The performance was a stellar effort even if it did not always turn out for the best. Stemme’s Dyer’s Wife was far and away the big attraction, with gorgeous ascents and a beautiful, full-bodied tone resonating along with the best gestures and expressions of classic cinema. Like a skilled silent-film actress, she can do more with her eyes than most singers can do with their entire bodies. To say that this is her best role would do a disservice to her excellent performances as Strauss’s Elektra and Salome and in Wagner’s dramatic soprano parts. But if forced to choose only one, I would put the Dyer’s Wife as the leading candidate.
Nylund’s Empress was lithe and beautiful. She radiated captivating mystery as she navigated her soul-searching part. As Barak, the Danish baritone Johan Reuter gave a soulful reading in his company debut, with his best singing unfolding in an extraordinary lieder style. David Butt Philip’s Emperor, also a San Francisco debut, was not on the same level. He had a slow start and some difficulty projecting over the orchestra in the first two acts, but he pushed with greater intensity toward the end. Linda Watson has had a noted career in dramatic soprano parts, including as the Dyer’s Wife, but in the later stages of her career she was not the best choice for the Nurse, a mezzo who has to equal the other four soloists in volume to be successful.
Sir Donald’s return to the podium was loudly cheered by loyal fans who remember his time as music director and have occasionally seen him return. He favored slower and even ponderous tempos as the opera started, resisting taking full advantage of his brass section until he really opened it up in Act III. A more consistent and perhaps more daring reading of the score might have produced a better effect.

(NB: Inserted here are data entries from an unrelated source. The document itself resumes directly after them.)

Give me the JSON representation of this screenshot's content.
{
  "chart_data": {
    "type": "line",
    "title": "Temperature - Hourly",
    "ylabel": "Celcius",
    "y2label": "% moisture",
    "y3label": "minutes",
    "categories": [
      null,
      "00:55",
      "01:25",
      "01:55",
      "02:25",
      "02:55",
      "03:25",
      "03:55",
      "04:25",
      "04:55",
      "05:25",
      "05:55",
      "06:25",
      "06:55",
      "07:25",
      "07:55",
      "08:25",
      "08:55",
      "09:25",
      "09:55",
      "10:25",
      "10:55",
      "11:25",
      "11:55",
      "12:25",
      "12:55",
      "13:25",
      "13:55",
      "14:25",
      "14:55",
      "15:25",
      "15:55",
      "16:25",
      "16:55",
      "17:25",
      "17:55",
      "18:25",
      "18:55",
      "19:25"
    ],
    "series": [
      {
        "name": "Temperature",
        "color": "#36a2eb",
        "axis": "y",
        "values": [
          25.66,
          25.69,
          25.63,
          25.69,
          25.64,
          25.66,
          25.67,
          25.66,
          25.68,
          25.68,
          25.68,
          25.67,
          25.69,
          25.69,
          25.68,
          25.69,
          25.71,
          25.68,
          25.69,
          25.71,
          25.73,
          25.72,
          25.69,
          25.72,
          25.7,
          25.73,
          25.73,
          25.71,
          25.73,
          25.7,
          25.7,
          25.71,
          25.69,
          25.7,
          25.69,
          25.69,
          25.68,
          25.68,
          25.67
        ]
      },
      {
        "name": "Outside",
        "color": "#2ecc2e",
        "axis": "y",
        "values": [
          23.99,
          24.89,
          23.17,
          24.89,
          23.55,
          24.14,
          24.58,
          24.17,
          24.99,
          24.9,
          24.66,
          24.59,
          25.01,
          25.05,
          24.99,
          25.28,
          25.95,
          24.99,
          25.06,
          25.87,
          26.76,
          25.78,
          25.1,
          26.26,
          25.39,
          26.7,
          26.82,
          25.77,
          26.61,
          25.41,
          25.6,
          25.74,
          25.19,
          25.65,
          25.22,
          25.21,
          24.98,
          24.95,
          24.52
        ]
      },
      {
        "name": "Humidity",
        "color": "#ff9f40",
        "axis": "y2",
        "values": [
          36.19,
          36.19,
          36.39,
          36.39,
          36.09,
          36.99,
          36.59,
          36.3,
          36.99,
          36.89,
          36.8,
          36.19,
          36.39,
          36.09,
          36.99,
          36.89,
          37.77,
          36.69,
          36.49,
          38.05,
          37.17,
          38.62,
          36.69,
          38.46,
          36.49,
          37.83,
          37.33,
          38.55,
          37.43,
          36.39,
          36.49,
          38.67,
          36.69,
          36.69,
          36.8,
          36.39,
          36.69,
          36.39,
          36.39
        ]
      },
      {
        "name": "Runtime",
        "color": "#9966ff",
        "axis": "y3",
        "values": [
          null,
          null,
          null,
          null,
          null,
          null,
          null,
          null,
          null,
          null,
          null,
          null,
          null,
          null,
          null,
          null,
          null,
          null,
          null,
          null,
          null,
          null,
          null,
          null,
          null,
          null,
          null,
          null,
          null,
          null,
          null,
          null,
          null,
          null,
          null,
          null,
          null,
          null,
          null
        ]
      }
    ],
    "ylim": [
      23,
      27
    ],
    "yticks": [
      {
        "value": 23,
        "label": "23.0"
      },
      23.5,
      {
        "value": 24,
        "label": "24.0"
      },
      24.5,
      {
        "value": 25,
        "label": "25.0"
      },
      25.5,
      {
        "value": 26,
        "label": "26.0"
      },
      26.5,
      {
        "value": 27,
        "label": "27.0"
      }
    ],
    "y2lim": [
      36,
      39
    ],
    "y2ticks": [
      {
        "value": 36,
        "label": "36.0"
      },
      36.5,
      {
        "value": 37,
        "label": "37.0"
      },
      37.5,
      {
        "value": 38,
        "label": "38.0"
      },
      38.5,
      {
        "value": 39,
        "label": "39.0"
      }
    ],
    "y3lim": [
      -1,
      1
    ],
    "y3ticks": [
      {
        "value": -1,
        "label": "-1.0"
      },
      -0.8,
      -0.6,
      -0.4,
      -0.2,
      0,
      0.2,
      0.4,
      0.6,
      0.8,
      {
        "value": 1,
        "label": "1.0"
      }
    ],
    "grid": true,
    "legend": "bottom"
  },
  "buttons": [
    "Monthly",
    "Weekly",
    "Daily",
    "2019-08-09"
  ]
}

Hockney’s contrasts of cool and warm colors in stylized sets accentuated the opera’s fairy-tale setting, as did Falconer’s sometimes flamboyant costumes. Alas, the work could not escape some controversy in this most progressive of cities. When the opera was announced last year, the San Francisco music critic Joshua Kosman described it as “problematic” because its chorus of unborn children are so conscious, self-aware, and joyful that he believed even their fictional existence threatens progressive sensibilities about abortion. He had the good taste to leave that priggish point out of his performance review, but he did take an unnecessary swipe at the notion of childbearing as “an essential part” of the joys of marital love.
Nobody seemed to have any problem with the company’s simultaneous run of Puccini’s Madama Butterfly, which features the suicide of a Japanese teenage bride after her callow American husband abandons her and returns to take their child away with his “real” American wife. Michael Fabiano and the debutante Korean soprano Karah Son sang competently but without much passion in this fairly conventional production under San Francisco’s current music director Eun Sun Kim, though the baritone Lucas Meacham’s Sharpless offered a model of excellent baritonal singing. Despite Frosch’s flaws, however, it was the main course.